A call to action from besieged Ramallah:
April 5, 2002 | Pages 6 and 7
TOUFIC HADDAD is a Palestinian living in Ramallah and co-editor of the left-wing journal Between the Lines. He spoke with Socialist Worker as Israeli soldiers besieged Yasser Arafat's compound not far from his home.
BEGINNING AT 3 a.m. on Friday morning, the tanks started rolling in. They had plans to enter Ramallah for a while, and so the bombing in Netanya turned out to be a good pretext for them.
It's difficult to describe, but nothing at all is normal here. As of the early morning, we lost electricity. There was a complete and deafening silence on the streets. We could hear tanks rolling around in the neighborhood, then sniper here and there, and then heavy artillery fire.
Five people were killed inside the PA's headquarters on Friday. Soldiers went into houses in the neighborhood near there, and they've been arresting lots of people--completely terrorizing people. I know one place where they started banging on the door at 5 a.m., and when the person opened it, he had 20 M-16s in his face.
Then they started beating him--this 55-year-old man. And then his wife, who's an American citizen. She said that she wanted to call the U.S. consulate, and they twisted her arm and almost broke it. Then they started pissing on the floors, they hurled the VCR across the room and fucked up the TV.
On Saturday, they took over a local television station and began broadcasting porno films. They're simply demented--I don't know how else to explain it.
They've called up 20,000 extra reservists to do "special missions" that they've got planned. Their goal is to completely humiliate Arafat, who--to his credit--is being resilient and an inspiration to the people of Ramallah. He's keeping the flame alive and saying that we'll never bend to this kind of terrorism.
Everybody knew this was coming, and everyone went out and stocked up on food and other supplies. We don't know how long it's going to be, but it could be weeks.
The whole society is paralyzed. You can't do anything with 200 tanks moving through the streets. They're more or less shooting at anything that moves.
There's very little resistance, because there's not much that can be done right now. But the biggest problem for Sharon is that Palestinians still believe in the Intifada--and that resistance is the way to ending Israel's occupation and achieving Palestinian rights to a state, the right of Palestinian refugees to return to their land and the right to be free of colonialism.
And people are willing to pay the very high cost that this entails--they know it will take a while until Israel is defeated.
Israel has personified the conflict in the figure of Yasser Arafat, as if he's the be-all, end-all of everything that is happening. This is, of course, not the case and completely de-legitimizes the fact that the Intifada is a popular uprising supported by the population.
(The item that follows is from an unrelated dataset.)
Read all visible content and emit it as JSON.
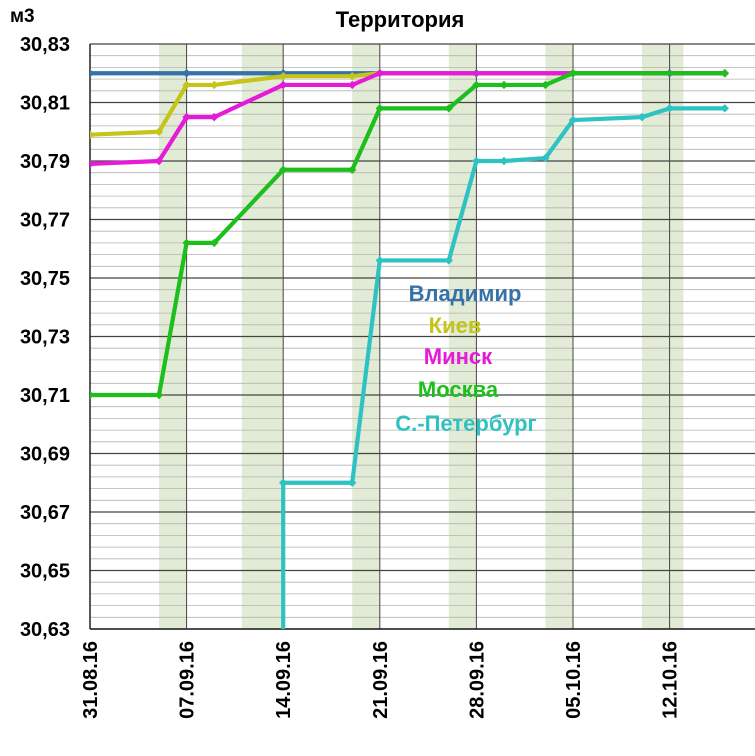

The armed resistance groups conducting operations against Israel have a lot of support, because this is the best way that people can see to secure their rights. That's because for 35 years, people feel like they've tried every other option, and nothing has ever worked.
There's a very strong sense of solidarity and national unity. And there's a sense that the Arab world--at least the governments--is betraying the cause. They haven't cut their relations with Israel--they're just fudging it.
The Arab summit was the minimum thing that they could have done--and should have done a long time ago. But there's a lot of solidarity among Arab people in the region, who we expect to put pressure on their governments.
It's crucial to convey the message in the U.S. that this is an incredibly important time. We're approaching the witching hour. We're on the edge of some very big changes. They could kill Arafat tonight--that's not completely out of the question.
If there's a time for solidarity action, it has to be at its strongest right now, because the situation is so grave. We feel exposed and helpless and unable to do anything--and Israel with its overwhelming military might feels like it can come in and crush anything.
All people of conscience have a responsibility right now to raise their voices in the strongest possible manner.